Insight 2: Livestreaming drives a significant portion of traffic¶
~37% of all plays are livestreaming content, primarily TV channels (SCTV, Indosiar, RCTI, TRANS TV). These are the most-played titles by far, indicating strong demand for live TV streaming.
Insight 3: Most users watch without logging in¶
77% of plays come from anonymous (non-logged-in) users. Premium content is only 0.9% of plays. This suggests a predominantly ad-supported, casual viewing audience — with an opportunity to convert engaged viewers into registered/premium users.
Insight 4: Referrer traffic is key¶
Embedded playback (50.8%) slightly edges out direct plays. Top referrer groups — kapanlagi, merdeka, liputan6 — are major Indonesian media portals. These partnerships drive substantial traffic to Vidio's content.
Insight 5: The keen viewers live on app-android¶
"Keen" viewership should be measured by engagement quality, not just volume.
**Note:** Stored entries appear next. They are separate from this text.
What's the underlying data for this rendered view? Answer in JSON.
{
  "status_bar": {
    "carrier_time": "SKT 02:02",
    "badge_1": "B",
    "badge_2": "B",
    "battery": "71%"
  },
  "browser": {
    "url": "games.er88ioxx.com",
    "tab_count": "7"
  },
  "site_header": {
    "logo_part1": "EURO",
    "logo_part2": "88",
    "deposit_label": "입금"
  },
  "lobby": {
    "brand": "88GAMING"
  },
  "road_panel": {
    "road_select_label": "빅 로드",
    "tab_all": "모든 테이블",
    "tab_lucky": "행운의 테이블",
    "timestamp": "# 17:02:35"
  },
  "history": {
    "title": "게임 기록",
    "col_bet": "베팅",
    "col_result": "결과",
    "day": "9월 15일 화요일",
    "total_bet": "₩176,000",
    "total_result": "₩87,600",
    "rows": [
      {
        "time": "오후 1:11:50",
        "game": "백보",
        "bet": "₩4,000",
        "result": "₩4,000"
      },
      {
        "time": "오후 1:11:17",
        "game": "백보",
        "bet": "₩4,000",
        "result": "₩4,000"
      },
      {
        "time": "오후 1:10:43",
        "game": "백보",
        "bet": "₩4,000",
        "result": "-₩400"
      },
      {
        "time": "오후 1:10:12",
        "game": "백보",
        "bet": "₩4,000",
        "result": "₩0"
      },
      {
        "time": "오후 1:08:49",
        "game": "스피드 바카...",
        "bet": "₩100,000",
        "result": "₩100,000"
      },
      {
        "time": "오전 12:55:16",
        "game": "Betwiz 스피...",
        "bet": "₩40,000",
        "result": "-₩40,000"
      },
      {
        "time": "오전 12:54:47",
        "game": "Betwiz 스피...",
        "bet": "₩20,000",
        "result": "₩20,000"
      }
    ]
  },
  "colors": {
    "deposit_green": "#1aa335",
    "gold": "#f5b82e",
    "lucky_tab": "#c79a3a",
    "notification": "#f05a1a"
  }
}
A platform where users watch longer, complete more content, log in, and return for more plays indicates truly keen viewers.
We evaluated all 7 platforms across 6 engagement dimensions:
| Metric | What it measures | Why it matters |
|---|---|---|
| Median Duration | How long users actually watch | Longer = more invested |
| Engagement Rate | % of plays >= 60 seconds | Filters out bounces |
| Login Rate | % of logged-in users | Shows platform commitment |
| Plays per Watcher | Repeat usage intensity | Keen users come back |
| VOD Completion Rate | % content watched to end | Shows content value |
| Average Bitrate | Streaming quality | Higher = better experience |
Result: app-android is the platform users most keenly use to watch Vidio.
Evidence from the composite engagement ranking:
| Rank | Platform | Composite Score | Key Stats |
|---|---|---|---|
| 1 | app-android | 6.42 | Median duration 120s, 74.4% engagement, 76.3% login rate, 32.3% VOD completion |
| 2 | tv-tizen | 5.00 | 60s median, 50.6% engagement, 63.8% login |
| 3 | app-ios | 4.92 | 60s median, 52.6% engagement, 75.5% login |
| 4 | tv-android | 4.42 | 45s median, highest plays/watcher (1.19) |
| 5 | web-desktop | 3.00 | 32s median, low login (5.5%) |
| 6 | web-mobile | 2.50 | 26s median, only 27.7% engagement, 1.1% login |
| 7 | tv-webos | 1.75 | Too few plays (153) for meaningful comparison |
Why app-android users are the keenest viewers:
- Longest watch sessions — 120s median duration, nearly 5x longer than web-mobile (26s)
- Highest engagement rate — 74.4% of plays last more than 60 seconds (vs 27.7% on web-mobile)
- Highest login rate — 76.3% of app-android users are logged in, showing account commitment
- Best VOD completion — 32.3% of VOD content is watched to completion
- Intentional usage — installing an app requires deliberate effort, unlike clicking an embedded web player
- Max bitrate streaming — 300kbps average, indicating users choosing higher quality
In contrast, web-mobile has the highest volume (58% of all plays) but the lowest engagement — most of this traffic comes from casual embedded plays on partner news sites (kapanlagi, merdeka, liputan6), where users may not even intentionally seek out Vidio content.